Insulin-dependent diabetes represents 10-15% of all diabetes cases. It occurs most often in a non-obese subject before the age of 25.
the role of autoimmunity in the onset of type 1 diabetes is certain. We often find anti-islets of Langerhans antibodies, antibodies that attack the pancreatic cells producing insulin. The autoimmune reaction is triggered by environmental factors (Toxic product, viruses…) Moreover; the Type 1 diabetes is often associated with other autoimmune diseases (Hashimoto's thyroiditis, Graves' disease, idiopathic myxedema, Addison's disease, pernicious anemia, vitiligo, celiac disease, etc.).
There is a genetic predisposition to type 1 diabetes-related HLA genes on chromosome 6.
The history of type 1 diabetes can be depicted as follows: in genetically predisposed individuals, the beta cells of the pancreas are attacked by external factors during the pre-diabetic phase. This phase can last for several years. The functions of insulin secretion are then altered gradually and unobtrusively and glucose tolerance weakens. These abnormalities are probably reversible, at least in some cases. The type 1 diabetes can occur suddenly due to an external factor or by gradually reducing up to below the critical level (20%) of the number of Langerhans cells beta functional.

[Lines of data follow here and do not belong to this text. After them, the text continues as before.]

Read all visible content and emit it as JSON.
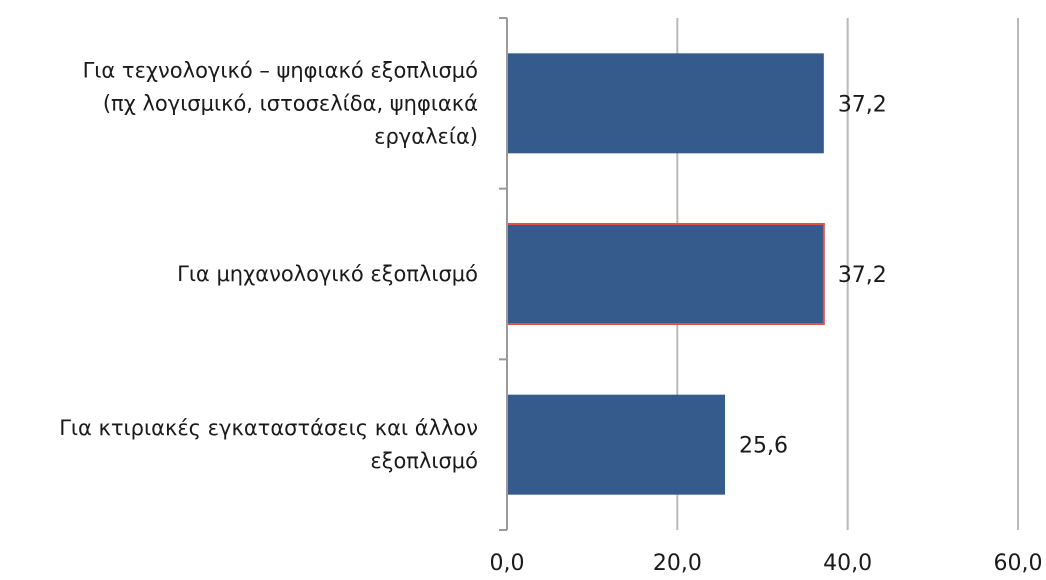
{
  "chart_data": {
    "type": "bar",
    "orientation": "horizontal",
    "categories": [
      [
        "Για τεχνολογικό – ψηφιακό εξοπλισμό",
        "(πχ λογισμικό, ιστοσελίδα, ψηφιακά",
        "εργαλεία)"
      ],
      [
        "Για μηχανολογικό εξοπλισμό"
      ],
      [
        "Για κτιριακές εγκαταστάσεις και άλλον",
        "εξοπλισμό"
      ]
    ],
    "values": [
      37.2,
      37.2,
      25.6
    ],
    "value_labels": [
      "37,2",
      "37,2",
      "25,6"
    ],
    "xlim": [
      0,
      60
    ],
    "x_ticks": [
      0,
      20,
      40,
      60
    ],
    "x_tick_labels": [
      "0,0",
      "20,0",
      "40,0",
      "60,0"
    ],
    "grid": true,
    "title": "",
    "xlabel": "",
    "ylabel": "",
    "colors": {
      "bar_fill": "#355a8c",
      "highlight_outline": "#d9534f",
      "gridline": "#b9b9b9"
    },
    "highlighted_index": 1
  }
}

The resulting hyperglycemia failure of insulin plays an aggravating role: it exhausts the remaining beta cells resulting in decreased peripheral sensitivity to the action of insulin.
We can therefore obtain remissions thanks to immunosuppressive therapy (cyclosporine) in clinical onset of type 1 diabetes or thanks to strict glycemic normalization. Prevention may be possible. In the future, the initiation of immunosuppressive therapy at the pre-diabetic stage (when the number of destroyed beta cells is still limited) will make prevention possible.